Julie se défie toutefois des applications qui permettent de ‘fliquer’ les enfants. « Cela me dérange beaucoup quand la confiance est brisée. Cela peut se révéler très néfaste. Notamment dans les problématiques de harcèlement : les enfants ne viendront plus se confier sur ce qu’ils auront subi. Je pense donc qu’il convient de respecter la vie privée des enfants, en adoptant une démarche explicative et en instaurant un climat de confiance. Cependant, il faudra impérativement limiter le temps de connexion, car cela ne se fera pas tout seul ! »
Privilégier les contenus qualitatifs et éducatifs
D’une manière générale, Julie n’est pas favorable à une interdiction pure et simple. Elle poursuit : « pourquoi ne pas regarder au contraire avec les enfants ce qui pourrait leur plaire ? Les parents ont la responsabilité d’orienter leurs enfants vers un contenu qualitatif et éducatif. Par exemple, ma fille est en train d’apprendre les tables de multiplication et l’école nous a recommandé un site pour l’aider. En raison de ma déformation professionnelle, j’ai tout de suite noté que le site conseillé était loin d’être intuitif. J’ai donc essayé de trouver d’autres ressources et j’ai fini par découvrir une appli beaucoup plus sympathique ».

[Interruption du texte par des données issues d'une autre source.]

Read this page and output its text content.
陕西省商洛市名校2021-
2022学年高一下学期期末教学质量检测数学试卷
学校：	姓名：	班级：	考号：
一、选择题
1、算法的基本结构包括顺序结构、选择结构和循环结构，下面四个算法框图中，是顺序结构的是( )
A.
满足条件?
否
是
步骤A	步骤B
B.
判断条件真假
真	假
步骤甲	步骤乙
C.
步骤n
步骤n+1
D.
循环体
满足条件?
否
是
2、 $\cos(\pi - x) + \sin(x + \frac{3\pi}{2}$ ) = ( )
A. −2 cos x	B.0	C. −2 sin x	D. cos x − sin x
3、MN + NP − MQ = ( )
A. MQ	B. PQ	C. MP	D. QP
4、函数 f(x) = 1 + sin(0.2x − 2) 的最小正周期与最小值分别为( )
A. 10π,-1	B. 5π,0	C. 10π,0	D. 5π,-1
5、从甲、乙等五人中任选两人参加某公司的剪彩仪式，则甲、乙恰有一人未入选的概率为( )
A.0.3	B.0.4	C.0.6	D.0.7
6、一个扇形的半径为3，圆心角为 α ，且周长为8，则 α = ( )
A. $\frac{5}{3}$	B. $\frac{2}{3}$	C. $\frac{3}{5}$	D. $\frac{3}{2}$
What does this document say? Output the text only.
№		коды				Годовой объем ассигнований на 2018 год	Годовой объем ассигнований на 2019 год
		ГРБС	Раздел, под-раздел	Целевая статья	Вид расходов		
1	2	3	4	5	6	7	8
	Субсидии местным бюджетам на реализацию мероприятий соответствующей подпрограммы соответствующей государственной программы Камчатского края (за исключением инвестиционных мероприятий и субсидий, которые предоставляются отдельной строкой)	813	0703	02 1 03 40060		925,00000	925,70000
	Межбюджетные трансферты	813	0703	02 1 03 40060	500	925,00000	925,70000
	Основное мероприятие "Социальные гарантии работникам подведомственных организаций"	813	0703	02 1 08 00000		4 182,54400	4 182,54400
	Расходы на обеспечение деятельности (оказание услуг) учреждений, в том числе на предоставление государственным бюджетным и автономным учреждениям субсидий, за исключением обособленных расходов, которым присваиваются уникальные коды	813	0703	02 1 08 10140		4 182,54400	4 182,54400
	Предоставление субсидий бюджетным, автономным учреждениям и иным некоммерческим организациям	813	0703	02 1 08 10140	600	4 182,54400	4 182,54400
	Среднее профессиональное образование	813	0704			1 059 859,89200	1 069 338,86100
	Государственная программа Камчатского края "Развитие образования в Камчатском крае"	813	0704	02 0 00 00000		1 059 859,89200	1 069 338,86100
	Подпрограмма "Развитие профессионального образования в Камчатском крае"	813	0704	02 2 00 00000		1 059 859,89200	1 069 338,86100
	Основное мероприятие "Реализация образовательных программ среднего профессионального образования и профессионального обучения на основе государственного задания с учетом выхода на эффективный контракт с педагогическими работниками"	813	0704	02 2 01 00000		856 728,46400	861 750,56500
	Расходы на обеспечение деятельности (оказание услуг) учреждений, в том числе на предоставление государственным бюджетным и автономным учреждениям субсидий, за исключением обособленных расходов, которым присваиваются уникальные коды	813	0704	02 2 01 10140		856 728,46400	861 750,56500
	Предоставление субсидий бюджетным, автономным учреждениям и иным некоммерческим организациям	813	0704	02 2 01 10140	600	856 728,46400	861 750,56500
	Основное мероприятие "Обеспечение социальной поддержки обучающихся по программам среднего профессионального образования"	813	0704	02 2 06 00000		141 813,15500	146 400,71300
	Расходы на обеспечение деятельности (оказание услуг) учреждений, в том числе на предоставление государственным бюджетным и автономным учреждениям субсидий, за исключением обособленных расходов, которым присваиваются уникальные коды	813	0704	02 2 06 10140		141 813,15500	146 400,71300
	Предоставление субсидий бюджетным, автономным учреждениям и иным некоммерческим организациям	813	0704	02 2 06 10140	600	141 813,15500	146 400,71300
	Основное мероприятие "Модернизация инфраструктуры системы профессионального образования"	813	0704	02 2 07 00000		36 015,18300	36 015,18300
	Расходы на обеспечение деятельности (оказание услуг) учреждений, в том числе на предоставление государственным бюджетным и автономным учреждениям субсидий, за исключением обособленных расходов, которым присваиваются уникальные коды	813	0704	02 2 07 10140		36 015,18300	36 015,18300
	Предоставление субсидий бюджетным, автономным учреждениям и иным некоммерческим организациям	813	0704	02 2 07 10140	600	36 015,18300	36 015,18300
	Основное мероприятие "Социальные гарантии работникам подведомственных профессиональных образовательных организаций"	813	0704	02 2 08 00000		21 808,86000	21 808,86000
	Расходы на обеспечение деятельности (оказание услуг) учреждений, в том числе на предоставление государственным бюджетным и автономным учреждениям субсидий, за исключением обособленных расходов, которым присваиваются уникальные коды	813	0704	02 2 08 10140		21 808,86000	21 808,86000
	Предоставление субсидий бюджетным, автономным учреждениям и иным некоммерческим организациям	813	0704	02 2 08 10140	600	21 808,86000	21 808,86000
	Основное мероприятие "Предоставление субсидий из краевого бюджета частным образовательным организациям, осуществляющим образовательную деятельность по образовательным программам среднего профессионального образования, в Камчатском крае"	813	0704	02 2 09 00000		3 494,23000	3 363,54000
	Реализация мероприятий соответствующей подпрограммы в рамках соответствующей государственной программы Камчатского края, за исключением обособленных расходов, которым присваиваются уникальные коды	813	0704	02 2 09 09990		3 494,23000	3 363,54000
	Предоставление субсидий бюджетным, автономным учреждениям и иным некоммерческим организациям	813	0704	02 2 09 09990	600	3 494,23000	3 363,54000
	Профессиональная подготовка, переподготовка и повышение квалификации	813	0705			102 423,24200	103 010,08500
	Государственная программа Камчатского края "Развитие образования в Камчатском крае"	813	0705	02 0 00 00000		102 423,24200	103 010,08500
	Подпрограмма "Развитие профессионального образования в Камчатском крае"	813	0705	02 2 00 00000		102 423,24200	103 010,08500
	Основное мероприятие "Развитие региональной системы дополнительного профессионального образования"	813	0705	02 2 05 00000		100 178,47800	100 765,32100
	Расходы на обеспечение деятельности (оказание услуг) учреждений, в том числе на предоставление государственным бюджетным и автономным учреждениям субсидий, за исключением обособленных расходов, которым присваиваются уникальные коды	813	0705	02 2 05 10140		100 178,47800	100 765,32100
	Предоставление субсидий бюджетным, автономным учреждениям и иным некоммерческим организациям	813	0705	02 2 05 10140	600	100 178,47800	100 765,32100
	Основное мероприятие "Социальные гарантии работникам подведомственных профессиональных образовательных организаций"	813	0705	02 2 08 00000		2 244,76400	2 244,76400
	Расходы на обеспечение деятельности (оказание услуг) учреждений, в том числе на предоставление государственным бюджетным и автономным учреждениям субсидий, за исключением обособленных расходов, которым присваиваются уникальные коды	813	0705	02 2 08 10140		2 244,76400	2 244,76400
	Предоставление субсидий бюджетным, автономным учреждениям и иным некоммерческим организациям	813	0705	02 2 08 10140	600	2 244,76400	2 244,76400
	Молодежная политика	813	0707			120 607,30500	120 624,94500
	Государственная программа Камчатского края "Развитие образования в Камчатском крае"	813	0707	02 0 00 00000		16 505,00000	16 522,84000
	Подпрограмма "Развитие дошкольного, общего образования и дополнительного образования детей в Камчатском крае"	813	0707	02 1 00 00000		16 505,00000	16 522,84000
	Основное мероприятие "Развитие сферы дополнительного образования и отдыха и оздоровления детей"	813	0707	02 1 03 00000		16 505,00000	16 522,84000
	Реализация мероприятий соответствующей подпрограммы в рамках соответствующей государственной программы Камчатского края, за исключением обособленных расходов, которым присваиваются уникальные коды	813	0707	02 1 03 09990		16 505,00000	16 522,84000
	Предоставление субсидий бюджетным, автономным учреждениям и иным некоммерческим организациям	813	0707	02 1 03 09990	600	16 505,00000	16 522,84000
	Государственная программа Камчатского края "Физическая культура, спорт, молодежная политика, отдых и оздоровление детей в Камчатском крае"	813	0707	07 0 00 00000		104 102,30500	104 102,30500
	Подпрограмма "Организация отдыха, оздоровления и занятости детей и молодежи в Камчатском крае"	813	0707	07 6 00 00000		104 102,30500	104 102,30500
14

Pour être réussie, une appli jeunesse doit être aussi pédagogique que ludique. C’est-à-dire que les enfants apprennent des choses sur les maths, les sciences, le codage ou les langues étrangères. Ce qui est plutôt positif, car le codage, par exemple, est un thème que l’école n’aborde pas. « Alors qu’il est important d’en acquérir la maîtrise dès le plus jeune âge », ajoute Julie.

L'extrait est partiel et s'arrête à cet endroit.